Laura and Garry’s Story

NOVAS understood what it meant to us and our children’s mental and emotional well being to stay rooted in a place

We met Patrick about a week after our given deadline from our private landlord to vacate the property my family had been living in in West Cork for the past 8 years. We were being faced with the increasing and very real possibility of being made homeless. We had been renting under the council’s RAS scheme and our landlady had to sell the property in which we were living. At that time there were no available council houses and there was nothing at all on the private rented market. Buying was out of the question and so we did not know what to do.

We turned to NOVAS for help. Patrick met with us and heard our story. He helped us explore every avenue, sending us weekly lists of possible properties in our area and liaising with the county council trying to move them on to fulfill their obligation (stated in the RAS agreement) to house us. 

What was most important to our family was not just that we had a roof over our heads, but that we could remain in our community. The children had all been brought up here in Courtmacsherry. Indeed three of them had been home birthed right there in the village. The older children attended the local national school where they were happy and thriving and the whole family was part of the school community, actively participating in and contributing to school life. The older children’s biological father lived in the next village, this allowed them to maintain a close relationship with him and regular access times of 3 to 4 visits a week. My partner Garry had been a volunteer lifeboat crew member with the Courtmacsherry Harbour Lifeboat for the past 10 years, this required him to live within a close proximity to the station to enable him to attend shouts. And I was a volunteer at the community shop.

As Garry and I are not originally from the area, we had spent the previous 8 years making firm friendships and building a community around us in the true sense of the word that gave us the support and help we needed during difficult times. People with whom we shared the highs and lows of life. For us loosing our home meant that we stood to loose all of that too, and it meant that a small rural village would loose a large family of active, contributing members.

 During our meetings with Patrick from NOVAS, he really heard this. The human side of our story. The side that the council housing department don’t have time to listen to. The side that central government didn’t seem to understand. Writing his report, which he later submitted to the council in support for an application for a council house that eventually did become available, this is what he brought to the forefront. It made us a family believe that we were doing the right thing in trying to stay within our community, rather than allowing ourselves to be moved just anywhere in order to be housed.

It is so wonderful that NOVAS as an organisation really understand and support people in their communities.
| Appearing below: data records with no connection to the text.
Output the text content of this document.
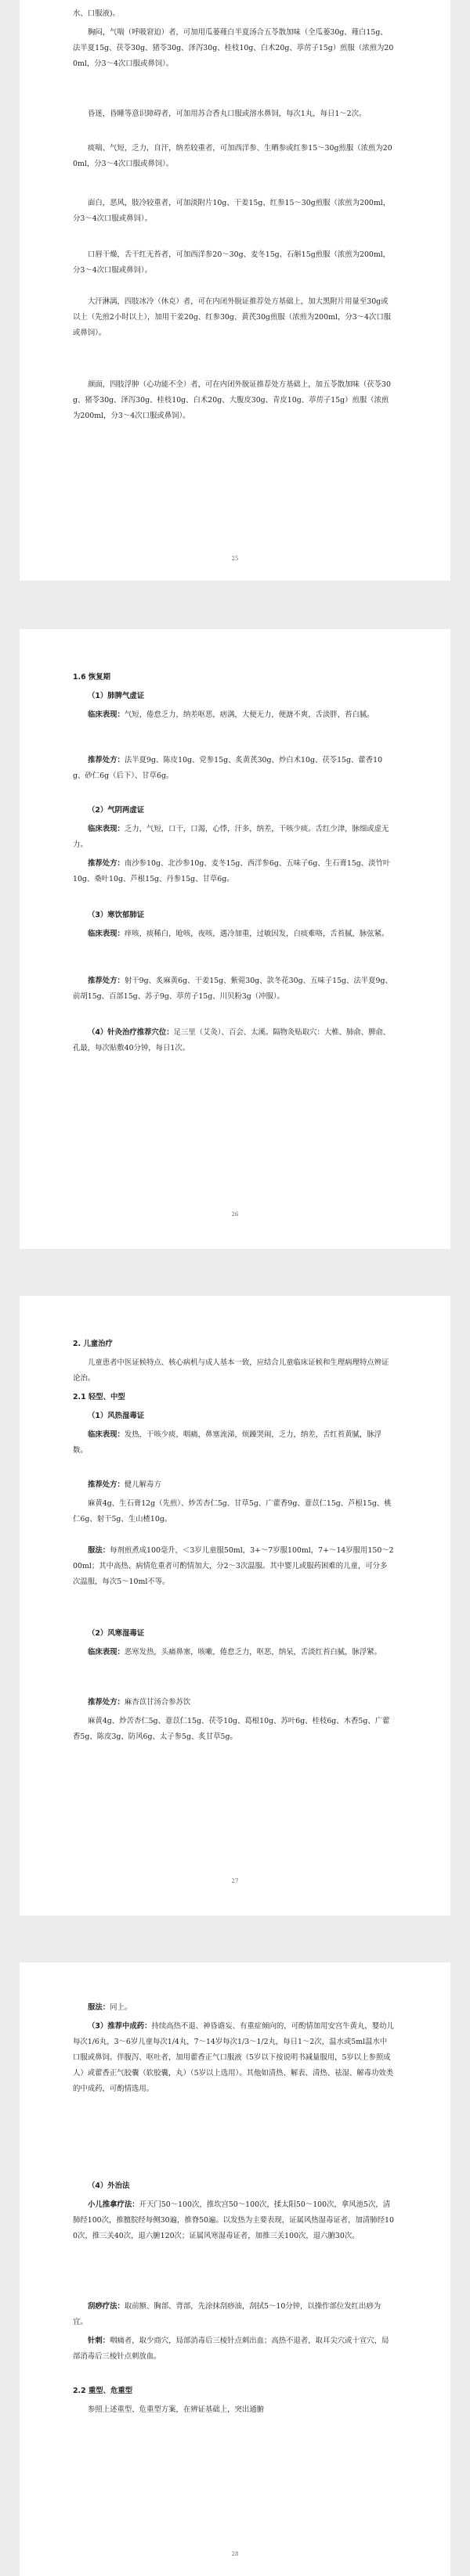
水、口服液)。
胸闷，气喘（呼吸窘迫）者，可加用瓜蒌薤白半夏汤合五苓散加味（全瓜蒌30g、薤白15g、法半夏15g、茯苓30g、猪苓30g、泽泻30g、桂枝10g、白术20g、葶苈子15g）煎服（浓煎为200ml，分3～4次口服或鼻饲）。
昏迷，昏睡等意识障碍者，可加用苏合香丸口服或溶水鼻饲，每次1丸，每日1～2次。
痰喘、气短，乏力，自汗，纳差较重者，可加西洋参、生晒参或红参15～30g煎服（浓煎为200ml，分3～4次口服或鼻饲）。
面白，恶风，肢冷较重者，可加淡附片10g、干姜15g、红参15～30g煎服（浓煎为200ml，分3～4次口服或鼻饲）。
口唇干燥，舌干红无苔者，可加西洋参20～30g、麦冬15g、石斛15g煎服（浓煎为200ml，分3～4次口服或鼻饲）。
大汗淋漓，四肢冰冷（休克）者，可在内闭外脱证推荐处方基础上，加大黑附片用量至30g或以上（先煎2小时以上），加用干姜20g、红参30g、黄芪30g煎服（浓煎为200ml，分3～4次口服或鼻饲）。
颜面，四肢浮肿（心功能不全）者，可在内闭外脱证推荐处方基础上，加五苓散加味（茯苓30g、猪苓30g、泽泻30g、桂枝10g、白术20g、大腹皮30g、青皮10g、葶苈子15g）煎服（浓煎为200ml，分3～4次口服或鼻饲）。
25
1.6 恢复期
（1）肺脾气虚证
临床表现：气短，倦怠乏力，纳差呕恶，痞满，大便无力，便溏不爽，舌淡胖，苔白腻。
推荐处方：法半夏9g、陈皮10g、党参15g、炙黄芪30g、炒白术10g、茯苓15g、藿香10g、砂仁6g（后下）、甘草6g。
（2）气阴两虚证
临床表现：乏力，气短，口干，口渴，心悸，汗多，纳差，干咳少痰。舌红少津，脉细或虚无力。
推荐处方：南沙参10g、北沙参10g、麦冬15g、西洋参6g、五味子6g、生石膏15g、淡竹叶10g、桑叶10g、芦根15g、丹参15g、甘草6g。
（3）寒饮郁肺证
临床表现：痒咳，痰稀白，呛咳，夜咳，遇冷加重，过敏因发，白痰难咯，舌苔腻，脉弦紧。
推荐处方：射干9g、炙麻黄6g、干姜15g、紫菀30g、款冬花30g、五味子15g、法半夏9g、前胡15g、百部15g、苏子9g、葶苈子15g、川贝粉3g（冲服）。
（4）针灸治疗推荐穴位：足三里（艾灸）、百会、太溪。隔物灸贴取穴：大椎、肺俞、脾俞、孔最，每次贴敷40分钟，每日1次。
26
2. 儿童治疗
儿童患者中医证候特点、核心病机与成人基本一致，应结合儿童临床证候和生理病理特点辨证论治。
2.1 轻型、中型
（1）风热湿毒证
临床表现：发热，干咳少痰，咽痛，鼻塞流涕，烦躁哭闹，乏力，纳差，舌红苔黄腻，脉浮数。
推荐处方：健儿解毒方
麻黄4g、生石膏12g（先煎）、炒苦杏仁5g、甘草5g、广藿香9g、薏苡仁15g、芦根15g、桃仁6g、射干5g、生山楂10g。
服法：每剂煎煮成100毫升，＜3岁儿童服50ml，3+～7岁服100ml，7+～14岁服用150～200ml；其中高热、病情危重者可酌情加大，分2～3次温服。其中婴儿或服药困难的儿童，可分多次温服，每次5～10ml不等。
（2）风寒湿毒证
临床表现：恶寒发热，头痛鼻塞，咳嗽，倦怠乏力，呕恶，纳呆，舌淡红苔白腻，脉浮紧。
推荐处方：麻杏苡甘汤合参苏饮
麻黄4g、炒苦杏仁5g、薏苡仁15g、茯苓10g、葛根10g、苏叶6g、桂枝6g、木香5g、广藿香5g、陈皮3g、防风6g、太子参5g、炙甘草5g。
27
服法：同上。
（3）推荐中成药：持续高热不退、神昏谵妄、有重症倾向的，可酌情加用安宫牛黄丸，婴幼儿每次1/6丸，3～6岁儿童每次1/4丸，7～14岁每次1/3～1/2丸，每日1～2次，温水或5ml温水中口服或鼻饲。伴腹泻、呕吐者，加用藿香正气口服液（5岁以下按说明书减量服用，5岁以上参照成人）或藿香正气胶囊（软胶囊，丸）（5岁以上选用）。其他如清热、解表、清热、祛湿、解毒功效类的中成药，可酌情选用。
（4）外治法
小儿推拿疗法：开天门50～100次，推坎宫50～100次，揉太阳50～100次，拿风池5次，清肺经100次，推膻脘经每侧30遍，推脊50遍。以发热为主要表现，证属风热湿毒证者，加清肺经100次，推三关40次，退六腑120次；证属风寒湿毒证者，加推三关100次，退六腑30次。
刮痧疗法：取前额、胸部、背部，先涂抹刮痧油，刮拭5～10分钟，以操作部位发红出痧为宜。
针刺：咽痛者，取少商穴，局部消毒后三棱针点刺出血；高热不退者，取耳尖穴或十宣穴，局部消毒后三棱针点刺放血。
2.2 重型、危重型
参照上述重型、危重型方案，在辨证基础上，突出通腑
28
We were made to feel an important and valued part of our village, not a drain, a burden, a problem that needed to be solved. NOVAS understood what it meant to us and our children’s mental and emotional well being to stay rooted in a place. That we have the right to feel that way despite not having the money to buy property there. That we have the right to have a home in the truest, widest sense of the word.

This belief, this support and this encouragement gave us the strength to carry on and several months later we were housed by the council in the most beautiful house, right in the heart of our community. We have lived here for nearly a year now and everyday we give thanks for it and for the life we can live because of it and the start in life that we want to give our children.